Die britische Aufsicht reduziert die Kapitalanforderungen an Banken auf 13% der risikogewichteten Assets. Den Stresstest bestanden alle.

London lockert Kapitalanforderungen

Bank of England lockert Kapitalanforderungen

Britische Kreditinstitute müssen künftig nur noch 13 Prozent der risikogewichteten Aktiva vorhalten – Private-Markets-Stresstest angekündigt

Von Andreas Hippin, London

Die britischen Banken haben den jüngsten Bilanztest der Bank of England mühelos bestanden. Nun lockert der Regulierer die Kapitalanforderungen um einen Prozentpunkt auf 13% der risikogewichteten Aktiva. Sorgen bereitet der Aufsicht die Intransparenz der Private Markets. Ein Stresstest soll mehr Klarheit schaffen.

Großbritannien lockert erstmals seit der Finanzkrise die Kapitalanforderungen an Banken. Wie dem gerade vorgelegten Finanzstabilitätsbericht der Bank of England zu entnehmen ist, gibt sich das bei der Notenbank angesiedelte Finanzstabilitätskomitee (FPC) nun mit 13% der risikogewichteten Assets zufrieden. Zuvor wurden 14% gefordert. Der Branchenlobby UK Finance zufolge lag der Durchschnittswert, den die Institute vorhalten, zuletzt bei 17,2%.

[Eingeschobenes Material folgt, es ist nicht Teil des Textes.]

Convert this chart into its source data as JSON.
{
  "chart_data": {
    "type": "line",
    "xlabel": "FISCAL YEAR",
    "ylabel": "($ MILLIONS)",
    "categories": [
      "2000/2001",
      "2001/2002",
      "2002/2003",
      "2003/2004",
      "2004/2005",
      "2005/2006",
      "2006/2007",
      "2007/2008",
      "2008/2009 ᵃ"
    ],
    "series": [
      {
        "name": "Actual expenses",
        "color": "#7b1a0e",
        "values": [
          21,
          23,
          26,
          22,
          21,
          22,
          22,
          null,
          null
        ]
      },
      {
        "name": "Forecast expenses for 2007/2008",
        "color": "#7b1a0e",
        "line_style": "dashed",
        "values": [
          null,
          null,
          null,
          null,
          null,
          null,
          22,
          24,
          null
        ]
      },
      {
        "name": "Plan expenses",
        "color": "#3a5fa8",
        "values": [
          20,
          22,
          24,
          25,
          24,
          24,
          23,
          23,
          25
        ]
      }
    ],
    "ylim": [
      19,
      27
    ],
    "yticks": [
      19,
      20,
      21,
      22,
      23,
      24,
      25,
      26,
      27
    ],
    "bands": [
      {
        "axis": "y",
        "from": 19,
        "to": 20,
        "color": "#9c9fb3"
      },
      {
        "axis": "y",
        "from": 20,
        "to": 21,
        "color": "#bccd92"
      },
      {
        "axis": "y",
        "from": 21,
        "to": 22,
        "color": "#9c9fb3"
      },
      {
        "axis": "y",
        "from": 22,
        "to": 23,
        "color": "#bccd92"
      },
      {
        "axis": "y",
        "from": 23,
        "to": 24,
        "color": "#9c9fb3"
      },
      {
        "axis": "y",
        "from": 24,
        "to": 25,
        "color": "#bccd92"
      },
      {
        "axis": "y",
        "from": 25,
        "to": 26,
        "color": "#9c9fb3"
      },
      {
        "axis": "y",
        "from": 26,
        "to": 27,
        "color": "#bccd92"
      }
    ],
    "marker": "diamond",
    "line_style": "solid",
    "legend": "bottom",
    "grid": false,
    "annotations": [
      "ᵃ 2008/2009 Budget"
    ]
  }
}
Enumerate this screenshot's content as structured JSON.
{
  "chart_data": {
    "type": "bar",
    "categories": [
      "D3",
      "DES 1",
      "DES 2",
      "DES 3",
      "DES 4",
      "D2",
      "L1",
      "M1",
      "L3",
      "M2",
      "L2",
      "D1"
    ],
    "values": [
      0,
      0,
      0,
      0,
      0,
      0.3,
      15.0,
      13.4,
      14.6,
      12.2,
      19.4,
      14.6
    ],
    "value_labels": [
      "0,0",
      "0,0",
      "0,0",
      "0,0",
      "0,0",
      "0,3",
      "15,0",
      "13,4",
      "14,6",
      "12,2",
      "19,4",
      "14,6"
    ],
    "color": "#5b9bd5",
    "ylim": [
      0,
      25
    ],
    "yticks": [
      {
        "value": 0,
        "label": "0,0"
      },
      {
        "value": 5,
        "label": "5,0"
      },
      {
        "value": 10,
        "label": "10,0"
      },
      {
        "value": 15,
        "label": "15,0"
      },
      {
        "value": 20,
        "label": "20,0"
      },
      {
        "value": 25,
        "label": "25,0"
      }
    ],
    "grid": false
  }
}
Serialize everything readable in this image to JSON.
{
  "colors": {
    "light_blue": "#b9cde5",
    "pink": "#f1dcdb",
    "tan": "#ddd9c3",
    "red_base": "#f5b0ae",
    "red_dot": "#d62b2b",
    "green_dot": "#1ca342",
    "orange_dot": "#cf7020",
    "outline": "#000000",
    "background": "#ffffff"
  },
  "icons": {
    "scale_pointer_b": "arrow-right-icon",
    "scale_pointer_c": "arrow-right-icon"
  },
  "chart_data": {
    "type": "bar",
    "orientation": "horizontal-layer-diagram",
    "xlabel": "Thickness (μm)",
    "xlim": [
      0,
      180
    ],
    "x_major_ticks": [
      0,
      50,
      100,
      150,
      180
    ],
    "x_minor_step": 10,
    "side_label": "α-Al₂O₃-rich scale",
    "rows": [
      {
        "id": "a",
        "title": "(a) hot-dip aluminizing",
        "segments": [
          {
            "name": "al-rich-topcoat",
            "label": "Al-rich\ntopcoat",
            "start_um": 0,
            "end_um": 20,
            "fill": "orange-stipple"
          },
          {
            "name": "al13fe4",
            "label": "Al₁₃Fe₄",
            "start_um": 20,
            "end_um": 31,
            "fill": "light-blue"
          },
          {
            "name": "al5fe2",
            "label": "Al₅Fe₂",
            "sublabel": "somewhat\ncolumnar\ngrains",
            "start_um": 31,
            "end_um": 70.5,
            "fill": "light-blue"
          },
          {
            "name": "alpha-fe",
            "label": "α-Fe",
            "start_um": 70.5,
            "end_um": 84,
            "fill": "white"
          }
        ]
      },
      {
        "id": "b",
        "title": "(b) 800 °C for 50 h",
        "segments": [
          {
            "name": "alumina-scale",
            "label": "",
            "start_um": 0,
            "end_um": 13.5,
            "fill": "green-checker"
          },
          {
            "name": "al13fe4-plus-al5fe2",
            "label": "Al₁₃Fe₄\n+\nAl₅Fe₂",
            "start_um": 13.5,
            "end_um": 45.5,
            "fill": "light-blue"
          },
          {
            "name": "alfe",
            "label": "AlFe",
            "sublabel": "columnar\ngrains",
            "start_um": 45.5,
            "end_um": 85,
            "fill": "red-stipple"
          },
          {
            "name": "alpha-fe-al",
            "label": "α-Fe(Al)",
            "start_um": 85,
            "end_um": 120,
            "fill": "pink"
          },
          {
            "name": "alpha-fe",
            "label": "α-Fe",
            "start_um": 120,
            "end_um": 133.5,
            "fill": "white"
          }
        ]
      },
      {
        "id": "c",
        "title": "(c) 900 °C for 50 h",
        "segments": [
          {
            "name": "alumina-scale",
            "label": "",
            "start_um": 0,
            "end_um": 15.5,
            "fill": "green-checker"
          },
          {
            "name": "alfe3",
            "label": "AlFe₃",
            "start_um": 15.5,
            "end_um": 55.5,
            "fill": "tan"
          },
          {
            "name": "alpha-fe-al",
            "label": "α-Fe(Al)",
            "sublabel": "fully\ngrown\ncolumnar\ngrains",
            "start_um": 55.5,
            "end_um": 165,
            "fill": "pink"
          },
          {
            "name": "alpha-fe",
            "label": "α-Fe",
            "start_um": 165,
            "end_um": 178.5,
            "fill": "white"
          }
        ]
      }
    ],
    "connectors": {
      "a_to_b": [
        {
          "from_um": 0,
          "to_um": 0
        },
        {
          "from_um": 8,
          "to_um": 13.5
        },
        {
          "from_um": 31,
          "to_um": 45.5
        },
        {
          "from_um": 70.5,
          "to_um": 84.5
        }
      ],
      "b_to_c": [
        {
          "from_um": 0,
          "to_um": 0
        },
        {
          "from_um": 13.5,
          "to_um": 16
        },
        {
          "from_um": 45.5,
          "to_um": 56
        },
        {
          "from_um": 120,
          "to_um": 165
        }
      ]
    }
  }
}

Im jüngsten Bilanztest der Bank of England sei kein Institut gezwungen gewesen, seine Kapitalposition zu stärken. Er habe gezeigt, dass die Banken die Wirtschaft auch dann noch unterstützen könnten, wenn sich die Konditionen weitaus schlechter entwickeln als im Szenario unterstellt. Das Komitee führte den Spielraum, den die Institute am Tiefpunkt im Test noch hatten, darauf zurück, dass sie mehr Kapital vorhielten als vorgeschrieben.

Ressourcen für die Kreditvergabe

„Angesichts der Senkung der Benchmark des FPC sollten Banken größere Gewissheit und Zuversicht haben, wenn sie ihre Kapitalressourcen für die Kreditvergabe an britische Haushalte und Unternehmen nutzen“, heißt es im Finanzstabilitätsbericht. Sie könnten sie aber auch für Dividendenerhöhungen und Aktienrückkäufe nutzen.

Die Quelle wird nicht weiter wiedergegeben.